Bundan önceki dernekler üzerine yazdığım yazıda önerilerde bulunacağını ifade etmiştim. Göçmenler yararına bir vakıf kurulması için yeni bir adım atılmalıdır, bu yeni vakıf tüm göçmenler arasında dil, din ve ulus farkı gözetmeden, sorunlarını bir bütün olarak ele almalıdır.
 

Bu anlayışın tüm göçmenler tarafından hayata geçirilmesi için uzun ve çetin bir mücadeleden geçileceği ise kesin.
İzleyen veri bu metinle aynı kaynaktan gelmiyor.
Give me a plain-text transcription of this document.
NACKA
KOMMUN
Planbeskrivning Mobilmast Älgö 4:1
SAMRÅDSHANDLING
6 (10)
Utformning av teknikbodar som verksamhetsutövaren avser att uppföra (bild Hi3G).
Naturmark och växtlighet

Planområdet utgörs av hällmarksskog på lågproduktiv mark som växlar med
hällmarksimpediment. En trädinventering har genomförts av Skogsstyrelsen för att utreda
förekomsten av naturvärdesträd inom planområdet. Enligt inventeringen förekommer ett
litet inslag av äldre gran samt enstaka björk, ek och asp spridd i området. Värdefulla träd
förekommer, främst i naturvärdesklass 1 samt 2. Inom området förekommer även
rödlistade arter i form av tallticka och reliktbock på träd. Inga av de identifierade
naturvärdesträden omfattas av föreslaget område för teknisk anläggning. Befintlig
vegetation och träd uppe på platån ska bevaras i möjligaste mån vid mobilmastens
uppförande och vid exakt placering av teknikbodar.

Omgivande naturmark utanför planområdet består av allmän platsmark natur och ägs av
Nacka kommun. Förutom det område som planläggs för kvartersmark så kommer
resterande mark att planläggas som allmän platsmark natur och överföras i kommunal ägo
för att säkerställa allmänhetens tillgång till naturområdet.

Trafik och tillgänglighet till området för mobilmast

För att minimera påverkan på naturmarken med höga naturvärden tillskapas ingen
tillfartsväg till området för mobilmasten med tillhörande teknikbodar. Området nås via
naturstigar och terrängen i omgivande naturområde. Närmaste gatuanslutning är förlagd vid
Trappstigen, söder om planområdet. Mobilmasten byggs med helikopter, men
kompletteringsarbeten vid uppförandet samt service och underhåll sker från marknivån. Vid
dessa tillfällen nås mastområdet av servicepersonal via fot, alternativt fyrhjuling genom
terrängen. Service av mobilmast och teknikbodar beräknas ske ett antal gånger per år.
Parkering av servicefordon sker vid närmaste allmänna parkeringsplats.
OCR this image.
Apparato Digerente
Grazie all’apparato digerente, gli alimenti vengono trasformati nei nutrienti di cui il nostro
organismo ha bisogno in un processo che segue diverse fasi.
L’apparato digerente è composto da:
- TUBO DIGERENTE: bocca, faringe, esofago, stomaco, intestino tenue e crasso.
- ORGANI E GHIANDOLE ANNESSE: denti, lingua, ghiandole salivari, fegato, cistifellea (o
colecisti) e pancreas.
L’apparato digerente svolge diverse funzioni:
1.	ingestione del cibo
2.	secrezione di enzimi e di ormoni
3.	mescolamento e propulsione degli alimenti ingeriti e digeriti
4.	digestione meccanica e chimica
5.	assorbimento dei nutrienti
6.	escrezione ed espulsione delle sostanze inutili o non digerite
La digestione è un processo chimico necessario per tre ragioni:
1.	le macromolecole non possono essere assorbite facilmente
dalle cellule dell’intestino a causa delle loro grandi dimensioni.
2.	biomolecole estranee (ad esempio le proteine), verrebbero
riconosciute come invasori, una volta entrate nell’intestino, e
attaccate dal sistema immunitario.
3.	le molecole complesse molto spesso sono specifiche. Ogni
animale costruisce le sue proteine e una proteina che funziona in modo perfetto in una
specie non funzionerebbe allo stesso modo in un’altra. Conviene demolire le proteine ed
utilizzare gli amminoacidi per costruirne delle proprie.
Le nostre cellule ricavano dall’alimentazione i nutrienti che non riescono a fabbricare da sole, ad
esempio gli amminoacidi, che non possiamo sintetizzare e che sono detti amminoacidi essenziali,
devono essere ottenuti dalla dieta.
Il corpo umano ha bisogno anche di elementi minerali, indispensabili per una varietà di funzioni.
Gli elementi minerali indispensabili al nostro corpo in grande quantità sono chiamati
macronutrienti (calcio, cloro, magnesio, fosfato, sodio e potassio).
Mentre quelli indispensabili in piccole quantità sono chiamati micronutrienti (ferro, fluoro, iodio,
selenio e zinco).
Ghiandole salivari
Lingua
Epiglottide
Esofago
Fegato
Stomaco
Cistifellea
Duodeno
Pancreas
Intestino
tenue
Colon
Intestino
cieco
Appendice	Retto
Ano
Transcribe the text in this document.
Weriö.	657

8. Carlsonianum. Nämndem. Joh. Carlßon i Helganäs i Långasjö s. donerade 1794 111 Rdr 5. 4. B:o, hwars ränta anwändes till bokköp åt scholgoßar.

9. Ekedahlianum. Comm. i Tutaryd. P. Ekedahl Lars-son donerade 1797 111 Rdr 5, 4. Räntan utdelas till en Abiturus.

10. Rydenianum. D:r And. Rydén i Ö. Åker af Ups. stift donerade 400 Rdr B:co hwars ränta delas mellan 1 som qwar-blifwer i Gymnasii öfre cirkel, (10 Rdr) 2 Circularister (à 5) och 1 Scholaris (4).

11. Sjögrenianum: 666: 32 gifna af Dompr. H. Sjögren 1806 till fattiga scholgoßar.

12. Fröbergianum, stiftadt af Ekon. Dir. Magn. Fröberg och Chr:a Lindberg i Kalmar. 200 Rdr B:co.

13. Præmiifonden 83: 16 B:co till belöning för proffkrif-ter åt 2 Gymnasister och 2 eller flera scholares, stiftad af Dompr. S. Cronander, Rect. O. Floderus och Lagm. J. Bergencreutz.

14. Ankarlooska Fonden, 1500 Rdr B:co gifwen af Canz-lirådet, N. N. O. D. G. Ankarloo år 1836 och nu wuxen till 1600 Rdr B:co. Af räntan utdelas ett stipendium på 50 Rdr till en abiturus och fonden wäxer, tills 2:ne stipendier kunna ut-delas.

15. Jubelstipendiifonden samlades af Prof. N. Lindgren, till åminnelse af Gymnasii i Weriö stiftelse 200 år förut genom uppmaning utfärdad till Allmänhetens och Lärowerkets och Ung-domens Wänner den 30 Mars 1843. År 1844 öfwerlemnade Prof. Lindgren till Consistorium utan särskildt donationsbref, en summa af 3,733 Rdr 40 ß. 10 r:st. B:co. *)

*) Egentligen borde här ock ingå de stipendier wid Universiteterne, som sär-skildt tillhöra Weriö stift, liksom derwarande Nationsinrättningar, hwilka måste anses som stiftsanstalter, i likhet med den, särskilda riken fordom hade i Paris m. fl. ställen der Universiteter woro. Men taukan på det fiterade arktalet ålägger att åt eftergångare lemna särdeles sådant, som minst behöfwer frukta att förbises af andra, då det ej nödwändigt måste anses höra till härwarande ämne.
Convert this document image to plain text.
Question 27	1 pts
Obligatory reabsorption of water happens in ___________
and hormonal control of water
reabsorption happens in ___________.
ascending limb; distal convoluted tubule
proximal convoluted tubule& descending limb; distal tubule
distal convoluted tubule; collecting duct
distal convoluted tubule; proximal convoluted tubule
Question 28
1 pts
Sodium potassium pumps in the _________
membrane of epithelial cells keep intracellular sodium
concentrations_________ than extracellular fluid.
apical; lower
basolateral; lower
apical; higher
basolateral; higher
Böl ve yönet anlayışının ve mantığının yerle bir edilerek göçmenlerin birliği sağlanmalıdır. Kurulacak olan vakıf tüm göçmenlerin yaşamış olduğu Avrupa toplumlarından kaynaklanan sorunları A'dan Z'ye kadar inceleyip çözüm önerileri getirmelidir.
 

Göçmenlerin geçmişten kalan ve gelecekteki tüm sorunlarını kamuoyunda dile getirerek doğru çözüm önerileri getirilmek gerekir.
 

Geçmişte olduğu gibi kısır bir döngü içine girmek yerine yeni dönemin getirdiği şartlarda çözüm önerileri sunulması ve bu çözüm önerileri tartışılmalı.
Göçmenlerin politik ve kültürel sorunlarını, yaşamış oldukları Avrupa toplumlarında ele almalı ve doğru bakış açıları sunulmalı. Yaşanılan süreçte verilmeyen tüm demokratik hakların alınması için çözüm önerileri sunmak ve bu uğurda mücadele biçimleri geliştirmek gerekir. Çözüm önerileri getirirken tüm Alman sivil toplum örgütlerini ve partileri de bu tartışma içine çekmek ve birlikte çözüm önerileri geliştirmek gerekir.

 

Çocuk yuvalarından başlayan ve okul yıllarındaki Avrupa'da karşılaştıkları tüm sorunlara kalıcı ve doğru bakış açısı getirmek gerekiyor. Almanya'daki eğitim sisteminin göçmenler için yetersiz kaldığı ve çağın gerisinde bir eğitim sistemi olduğu çok açık, bu süreçte bu eğitim sistemi çok ulusluluk anlayışı ile yeniden gözden geçirilmeli.
 

Çok uluslu, çok dilli ve çok kültürlü bir eğitim biçimini hayata geçirmek için yeni elemanlar yetiştirilmelidir.
Çok ulusluluğu sadece dilde savunma yerine eşit vatandaşlık hakları doğrultusunda çalışma yapılmalı. Göçmen gençlerin artık çok dilli meslek eğitimi ile küçülen dünyada iş bulma imkânı olmalı.

 

Göçmen kadınların Avrupa toplumlarında iki türlü ezilip zorlandıkları konulardan biri kadın olmaları, diğeri göçmen olmaları. Kadın-erkek eşitliği bu doğrultuda ele alınmalıdır. Kadınların erkek hegemonyasından kurtulması için mücadele biçimi hayata geçirilmeli.
 

Kurulacak olan Göçmenler Vakfı, cami dernekleri konusunu da ele almalı ve DİTİB gibi Türk hükümetine bağlı olmayan cami dernekleri kurmalı. Öte yandan cami derneklerinin sorunları da ele alınmalı.
 

Tüm göçmenlere şimdiye kadar verilmemiş olan çifte vatandaşlık ve seçme seçilme hakkı için göçmenler bilgilendirilmeli ve haklarını almaları için mücadele içine çekilmelidir. Irkçılık, milliyetçiliğe ve yabancı düşmanlığına karşı kalıcı mücadelede alanları oluşturulmalı, tüm halklar ile yeni mücadele şekli geliştirilmelidir. Gönüllü kültür alışverişini de ön plana çıkartmak gerekir.
 

Göçmenleri ikinci sınıf olarak gören bir sistem yerine, daha sosyal ve daha insancıl, kimsenin kimse tarafindan horlanıp ezilmedigi bir gelecek için mücadele ve yeni bir anlayış kaçınılmazdır.